How to Fix DNS Not Resolving in Windows 10 and 11
Fix DNS resolution failures in Windows: sites not loading, DNS_PROBE_FINISHED_NXDOMAIN errors. Flush DNS cache, change DNS servers, reset network stack.
DNS failures cause sites to fail loading even when internet is working. Here's a systematic approach to fix them.
Quick Fixes First
# 1. Flush DNS cache
Clear-DnsClientCache
ipconfig /flushdns
# 2. Restart DNS Client service
Restart-Service Dnscache -Force
# 3. Release and renew DHCP
ipconfig /release
ipconfig /renew
Test after each step. If these don't fix it, continue below.
Change DNS Server
The most effective fix — switch from your ISP's DNS to a reliable public one:
# Get your adapter name
Get-NetAdapter | Where-Object {$_.Status -eq "Up"} | Select-Object Name
# Set Cloudflare DNS (fast and privacy-focused)
Set-DnsClientServerAddress -InterfaceAlias "Wi-Fi" -ServerAddresses ("1.1.1.1", "1.0.0.1")
# Or Google DNS
Set-DnsClientServerAddress -InterfaceAlias "Ethernet" -ServerAddresses ("8.8.8.8", "8.8.4.4")
# Verify
Get-DnsClientServerAddress -InterfaceAlias "Wi-Fi"
Test DNS Resolution
# Test if DNS resolves a domain
Resolve-DnsName google.com
# Test with specific DNS server
Resolve-DnsName google.com -Server 1.1.1.1
# Check what DNS server is currently used
Get-DnsClientServerAddress | Where-Object {$_.AddressFamily -eq 2} # IPv4
# Trace DNS query path
nslookup google.com
nslookup google.com 8.8.8.8 # test with specific server
Reset Network Stack
netsh winsock reset
netsh int ip reset
ipconfig /flushdns
ipconfig /registerdns
Restart after these commands.
Fix DNS via Registry
# Check DNS cache settings
Get-ItemProperty "HKLM:\SYSTEM\CurrentControlSet\Services\Dnscache\Parameters" -EA 0
# Reset DNS client settings
Remove-ItemProperty "HKLM:\SYSTEM\CurrentControlSet\Services\Dnscache\Parameters" `
-Name "DnsPolicyConfig" -EA 0
# Ensure DNS Client service starts automatically
Set-Service Dnscache -StartupType Automatic
Start-Service Dnscache
Check Hosts File
A modified hosts file can block specific domains:
# View hosts file
Get-Content "C:\Windows\System32\drivers\etc\hosts"
# Any suspicious entries? Edit with:
notepad "C:\Windows\System32\drivers\etc\hosts"
Normal hosts file has only 127.0.0.1 localhost and ::1 localhost entries.
Check for DNS Hijacking
# Check if DNS is being redirected by malware
$expectedDNS = @("1.1.1.1", "8.8.8.8", "8.8.4.4", "1.0.0.1")
$currentDNS = (Get-DnsClientServerAddress -AddressFamily IPv4).ServerAddresses
$unexpected = $currentDNS | Where-Object {$_ -notin $expectedDNS -and $_ -ne ""}
if ($unexpected) {
Write-Warning "Unexpected DNS servers: $unexpected"

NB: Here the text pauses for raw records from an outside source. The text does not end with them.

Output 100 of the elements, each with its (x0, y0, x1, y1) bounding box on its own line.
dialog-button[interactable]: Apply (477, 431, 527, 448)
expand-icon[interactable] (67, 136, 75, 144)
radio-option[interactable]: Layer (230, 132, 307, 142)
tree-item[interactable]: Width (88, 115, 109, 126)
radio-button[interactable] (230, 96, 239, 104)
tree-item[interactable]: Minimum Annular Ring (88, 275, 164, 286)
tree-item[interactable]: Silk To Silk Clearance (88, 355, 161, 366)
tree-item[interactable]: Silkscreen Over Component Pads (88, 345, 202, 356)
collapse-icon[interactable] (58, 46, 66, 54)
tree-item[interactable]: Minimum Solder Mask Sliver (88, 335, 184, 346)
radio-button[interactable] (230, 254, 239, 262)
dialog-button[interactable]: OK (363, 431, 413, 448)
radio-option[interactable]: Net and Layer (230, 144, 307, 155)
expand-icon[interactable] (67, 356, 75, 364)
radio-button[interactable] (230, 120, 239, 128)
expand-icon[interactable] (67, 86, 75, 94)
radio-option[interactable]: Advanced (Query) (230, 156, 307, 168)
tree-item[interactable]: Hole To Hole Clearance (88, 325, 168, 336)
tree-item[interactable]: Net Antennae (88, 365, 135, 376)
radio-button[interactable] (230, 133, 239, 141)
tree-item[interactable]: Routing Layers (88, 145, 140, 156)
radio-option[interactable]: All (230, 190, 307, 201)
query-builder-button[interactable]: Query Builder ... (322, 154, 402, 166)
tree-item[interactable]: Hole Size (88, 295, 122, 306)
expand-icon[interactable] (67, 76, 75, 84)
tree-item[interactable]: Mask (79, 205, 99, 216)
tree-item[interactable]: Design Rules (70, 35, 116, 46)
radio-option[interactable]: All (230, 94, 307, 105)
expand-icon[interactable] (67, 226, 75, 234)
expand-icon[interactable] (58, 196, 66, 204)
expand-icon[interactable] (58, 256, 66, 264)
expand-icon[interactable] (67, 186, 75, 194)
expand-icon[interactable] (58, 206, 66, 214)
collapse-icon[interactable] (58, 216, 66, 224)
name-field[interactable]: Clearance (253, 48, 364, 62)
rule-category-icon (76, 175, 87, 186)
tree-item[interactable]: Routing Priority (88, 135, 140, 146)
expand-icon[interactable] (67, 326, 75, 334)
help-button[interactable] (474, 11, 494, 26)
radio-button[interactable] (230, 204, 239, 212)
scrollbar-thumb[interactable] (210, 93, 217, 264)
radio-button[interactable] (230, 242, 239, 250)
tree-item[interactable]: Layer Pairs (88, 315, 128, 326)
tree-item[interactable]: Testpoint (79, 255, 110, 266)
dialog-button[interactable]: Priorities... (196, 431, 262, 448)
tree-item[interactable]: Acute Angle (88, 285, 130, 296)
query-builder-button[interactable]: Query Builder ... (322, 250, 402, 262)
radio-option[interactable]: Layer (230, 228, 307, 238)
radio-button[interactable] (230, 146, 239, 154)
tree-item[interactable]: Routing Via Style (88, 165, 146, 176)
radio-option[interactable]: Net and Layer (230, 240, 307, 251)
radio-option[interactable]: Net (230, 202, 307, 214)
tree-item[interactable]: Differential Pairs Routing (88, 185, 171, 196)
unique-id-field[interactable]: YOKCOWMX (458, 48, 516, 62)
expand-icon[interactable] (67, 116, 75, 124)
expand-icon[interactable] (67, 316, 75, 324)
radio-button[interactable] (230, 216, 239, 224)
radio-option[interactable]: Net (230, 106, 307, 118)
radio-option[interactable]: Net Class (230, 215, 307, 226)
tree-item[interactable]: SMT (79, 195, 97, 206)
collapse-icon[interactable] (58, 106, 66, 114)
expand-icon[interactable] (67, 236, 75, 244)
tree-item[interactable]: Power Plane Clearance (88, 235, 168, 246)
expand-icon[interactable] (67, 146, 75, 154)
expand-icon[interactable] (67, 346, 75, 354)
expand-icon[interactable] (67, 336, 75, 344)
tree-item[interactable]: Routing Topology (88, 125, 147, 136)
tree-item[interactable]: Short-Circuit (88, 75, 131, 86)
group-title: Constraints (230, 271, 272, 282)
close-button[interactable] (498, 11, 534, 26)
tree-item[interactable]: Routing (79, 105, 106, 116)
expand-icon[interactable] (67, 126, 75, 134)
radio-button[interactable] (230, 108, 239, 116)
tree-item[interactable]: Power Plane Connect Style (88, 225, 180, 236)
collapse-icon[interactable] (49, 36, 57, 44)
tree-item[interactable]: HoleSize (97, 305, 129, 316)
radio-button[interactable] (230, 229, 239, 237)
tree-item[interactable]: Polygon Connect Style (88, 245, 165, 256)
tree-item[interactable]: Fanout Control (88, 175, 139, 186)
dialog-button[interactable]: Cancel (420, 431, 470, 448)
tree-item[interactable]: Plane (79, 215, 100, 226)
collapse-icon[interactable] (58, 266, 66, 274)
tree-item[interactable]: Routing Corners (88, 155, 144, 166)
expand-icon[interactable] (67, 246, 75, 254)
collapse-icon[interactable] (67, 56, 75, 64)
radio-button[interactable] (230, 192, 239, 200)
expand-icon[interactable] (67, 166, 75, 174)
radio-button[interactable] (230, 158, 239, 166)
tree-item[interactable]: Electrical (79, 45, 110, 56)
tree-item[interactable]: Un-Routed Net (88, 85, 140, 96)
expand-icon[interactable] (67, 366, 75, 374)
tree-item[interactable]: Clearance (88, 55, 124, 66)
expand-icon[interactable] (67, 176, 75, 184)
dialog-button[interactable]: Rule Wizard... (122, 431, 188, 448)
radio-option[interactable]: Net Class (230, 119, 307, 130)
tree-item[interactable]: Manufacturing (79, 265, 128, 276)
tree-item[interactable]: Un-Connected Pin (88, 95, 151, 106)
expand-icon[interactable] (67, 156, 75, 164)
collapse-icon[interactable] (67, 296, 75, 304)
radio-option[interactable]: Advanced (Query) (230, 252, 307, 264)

Write-Warning "This may indicate malware or unauthorized router changes"
}
Summary
Try in order: flush DNS → restart Dnscache service → change to Cloudflare/Google DNS → reset network stack → check hosts file. Changing DNS server (1.1.1.1 or 8.8.8.8) fixes the majority of DNS issues permanently.
Frequently Asked Questions
Why does DNS fail only on specific sites?
The site's DNS records may be propagating (recently changed), or the site might be blocked by your ISP or government. Try accessing the IP directly or use a VPN to test.
What does DNS_PROBE_FINISHED_NXDOMAIN mean?
The domain name could not be resolved — either it doesn't exist, DNS is failing, or the site is blocked. Run nslookup domain.com to diagnose further.
Should I always use Google or Cloudflare DNS?
For most users, yes — they're faster and more reliable than ISP DNS. Cloudflare (1.1.1.1) prioritizes privacy. Google (8.8.8.8) prioritizes speed. If you're on a corporate network, use the IT-provided DNS to access internal resources.